Vedo i risultati di questa inattenzione ogni giorno. I loro bambini soffrono di ansia da separazione e sono indisciplinati. Molti genitori penseranno che si tratta dei classici segni del “Voglio la tua attenzione, mamma!”, un grande classico dei bambini, ma in questi casi sono i segnali di un forte bisogno inespresso.

Per esempio, i ricercatori del Boston Medical Center hanno studiato l’atteggiamento di bambini e genitori al ristornate. Su 55 adulti, 40 erano attaccati al loro cellulare.
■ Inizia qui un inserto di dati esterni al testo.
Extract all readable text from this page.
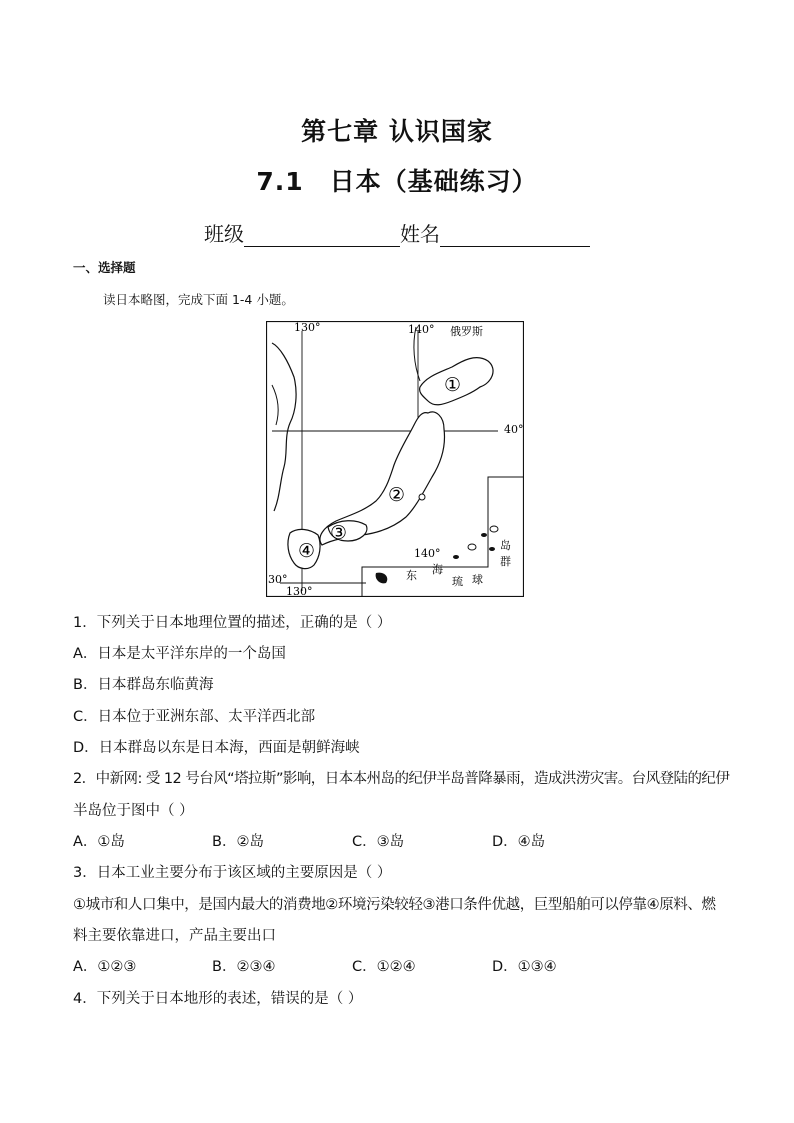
第七章 认识国家
7.1　日本（基础练习）
班级	姓名
一、选择题
读日本略图，完成下面 1-4 小题。
130°	140° 俄罗斯
40°
140°
30°
130°
东 海
琉 球
岛
群
①
②
③
④
1．下列关于日本地理位置的描述，正确的是（ ）
A．日本是太平洋东岸的一个岛国
B．日本群岛东临黄海
C．日本位于亚洲东部、太平洋西北部
D．日本群岛以东是日本海，西面是朝鲜海峡
2．中新网: 受 12 号台风“塔拉斯”影响，日本本州岛的纪伊半岛普降暴雨，造成洪涝灾害。台风登陆的纪伊
半岛位于图中（ ）
A．①岛	B．②岛	C．③岛	D．④岛
3．日本工业主要分布于该区域的主要原因是（ ）
①城市和人口集中，是国内最大的消费地②环境污染较轻③港口条件优越，巨型船舶可以停靠④原料、燃
料主要依靠进口，产品主要出口
A．①②③	B．②③④	C．①②④	D．①③④
4．下列关于日本地形的表述，错误的是（ ）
Non solo, in molti casi mostravano segni di irritazione quando i bambini cercavano di attirare la loro attenzione.

Magari stavano tutti rispondendo a un’email importantissima. Magari stavano leggendo qualcosa di fondamentale, o stavano organizzando la serata. Ma una cosa è certa: stavano comunicando ai loro bambini che erano meno importanti di quello che succedeva sul loro smartphone.

Per molti può sembrare assurdo, ma non ci rendiamo conto di quanto tempo passiamo su internet. Quando stiamo coi nostri figli dobbiamo stare con loro. Niente email, Twitter, Facebook.

Vi do un’altra ragione per mettere giù il telefono: Facebook crea comunità, ma promuove anche la competizione e standard inarrivabili di perfezione. Leggiamo centinaia di post dei nostri amici sui loro figli ogni giorno. Sappiamo quanto sono bravi, belli ecc. E spesso ci facciamo delle domande: e il mio è bello, bravo, intelligente quanto il loro?

Non sono contro i social media, sono dell’idea che debbano essere usati con dei limiti. Non si può cercare di essere in due posti contemporaneamente.

In un’era caratterizzata da continue distrazioni, dobbiamo decidere cosa è più importante: stare al cellulare o dire ai nostri figli che li stiamo ascoltando, che siamo qui e che non vorremmo essere da nessuna altra parte se non con loro?».